Ты снял с её костей плоть. Криминалисты считают, что отделение произошло посмертно, но это слабое утешение. Ты разрушил её. Ты уничтожил её.

Дин опустил ладонь на мою шею. Я рядом.

Я сглотнула угрожавший накрыть меня приступ тошноты. Раз. Дважды. Трижды — а затем я перешла к следующей фотографии. Их были дюжины: снимков грунтовой дороги, на которой она была похоронена. Снимков строительной техники, обнаружившей простой деревянный гроб.

Ты завернул её кости в покрывало. Ты похоронил её с цветами. Ты дал ей гроб…

Я заставила себя вдохнуть и переключилась от фотографий к официальному докладу.

Согласно словам судмедэксперта, на одной из костей её руки была зазубрина — когда она пыталась защититься, нож буквально пронзил её до кости.

Результаты лабораторных исследований определили, что прежде чем захоронить скелет, убийца обработал кости каким-то химическим веществом.
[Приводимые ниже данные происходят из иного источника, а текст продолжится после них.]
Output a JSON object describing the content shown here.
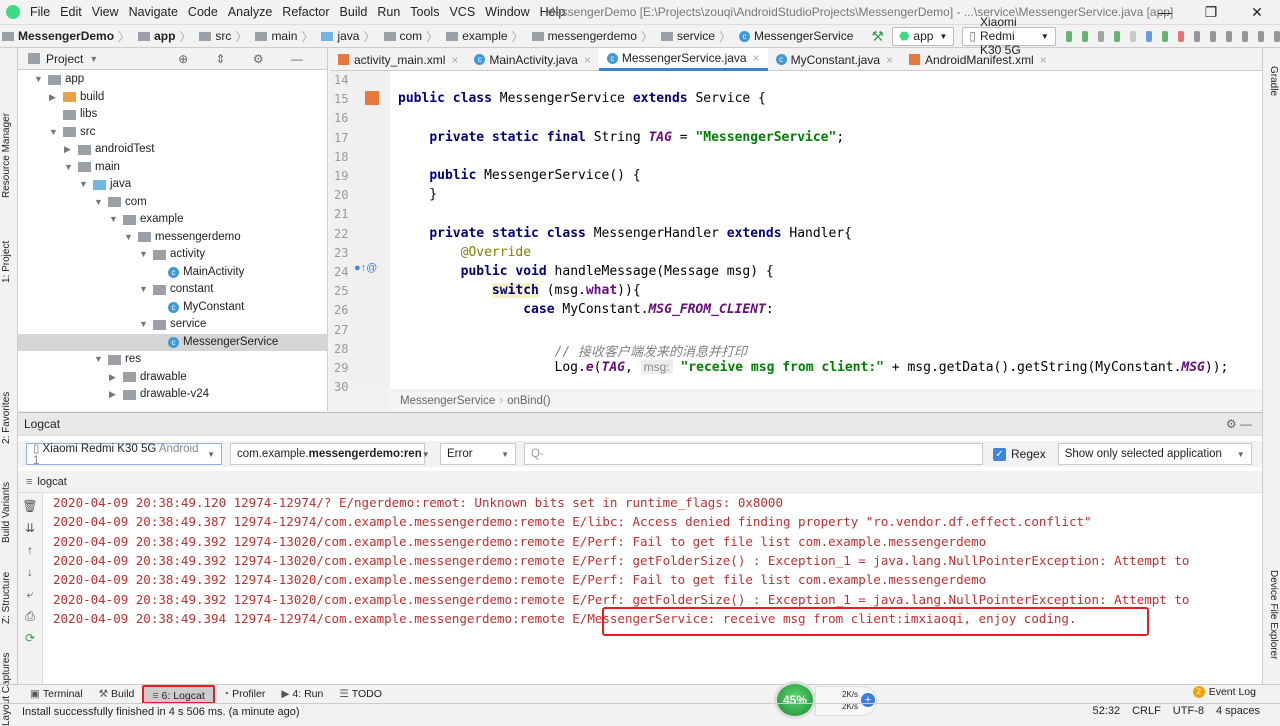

Именно из-за этого было сложно определить возраст останков, но анализ места преступления показал, что захоронение произошло в течение нескольких дней после исчезновения моей матери.
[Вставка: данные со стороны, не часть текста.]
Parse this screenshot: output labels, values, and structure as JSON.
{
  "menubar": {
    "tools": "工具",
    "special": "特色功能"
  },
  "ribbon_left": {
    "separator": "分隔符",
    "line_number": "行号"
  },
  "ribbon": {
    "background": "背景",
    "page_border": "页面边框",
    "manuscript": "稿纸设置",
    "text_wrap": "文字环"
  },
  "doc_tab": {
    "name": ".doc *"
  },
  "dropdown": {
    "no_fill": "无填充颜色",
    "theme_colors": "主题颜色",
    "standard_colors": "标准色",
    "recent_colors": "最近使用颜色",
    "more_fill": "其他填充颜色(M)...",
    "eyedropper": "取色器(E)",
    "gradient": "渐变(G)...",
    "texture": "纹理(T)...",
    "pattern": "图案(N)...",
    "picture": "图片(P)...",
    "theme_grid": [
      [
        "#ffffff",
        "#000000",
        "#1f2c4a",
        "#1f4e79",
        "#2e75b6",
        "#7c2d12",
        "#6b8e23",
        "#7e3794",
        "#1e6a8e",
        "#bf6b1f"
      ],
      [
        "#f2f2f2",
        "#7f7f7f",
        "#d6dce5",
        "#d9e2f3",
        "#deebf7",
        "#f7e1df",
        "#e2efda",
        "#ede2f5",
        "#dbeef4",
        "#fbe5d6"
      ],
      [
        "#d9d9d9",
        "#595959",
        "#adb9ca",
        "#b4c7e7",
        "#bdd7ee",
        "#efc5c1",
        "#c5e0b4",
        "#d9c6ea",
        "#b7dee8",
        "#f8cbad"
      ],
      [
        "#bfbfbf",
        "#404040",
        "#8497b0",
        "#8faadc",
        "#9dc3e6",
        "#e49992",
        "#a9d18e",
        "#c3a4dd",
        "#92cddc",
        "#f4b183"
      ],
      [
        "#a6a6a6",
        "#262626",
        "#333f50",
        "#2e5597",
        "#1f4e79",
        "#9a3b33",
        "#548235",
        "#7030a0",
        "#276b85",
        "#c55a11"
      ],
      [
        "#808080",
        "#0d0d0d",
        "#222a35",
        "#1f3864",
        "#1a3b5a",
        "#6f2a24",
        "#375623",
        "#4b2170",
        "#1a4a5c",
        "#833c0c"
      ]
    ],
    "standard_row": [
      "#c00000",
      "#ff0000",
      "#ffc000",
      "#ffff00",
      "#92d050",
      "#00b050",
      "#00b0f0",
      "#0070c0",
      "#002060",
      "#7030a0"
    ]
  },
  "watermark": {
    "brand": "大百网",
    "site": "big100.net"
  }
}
Ты убил её, а затем уничтожил её. Никакой кожи на костях. Никаких волос на голове. Ничего.

Пальцы Дина ласково массировали мышцы на моей шее. Я перевела взгляд с экрана компьютера на него.

— Что ты видишь?

— Заботу, — Дин ненадолго замолчал. — Почитание. Чувство вины.

Я чувствовала, как на кончике моего языка вертелись слова о том, что я не хотела знать о том, мучается ли убийца от чувства вины. Мне было плевать на то, что она значила для него достаточно, чтобы сделать нечто большее, чем просто бросить её тело в какую-нибудь дыру.

У тебя нет права хоронить её. У тебя нет права почитать её, больной ты сукин сын.

— Думаешь, она знала его? — мой голос прозвучал отстраненно. — Только так можно объяснить всё это, да? Он убил её в минуту безумия, а затем пожалел об этом?

Залитая кровью гримерка из моих воспоминаний говорила о власти и ярости, а место похорон, как и сказал Дин, указывало на почтение и заботу. Две стороны одной монеты — а вместе они вовсе не походили на беспорядочный акт жестокости.

Ты забрал её с собой. Я уже давно знала, что убийца моей матери забрал её из той комнаты. Полиция не могла сказать, была ли она жива или мертва, но они с самого начала знали наверняка, что она потеряла столько крови, что шансов на её выживание почти не было.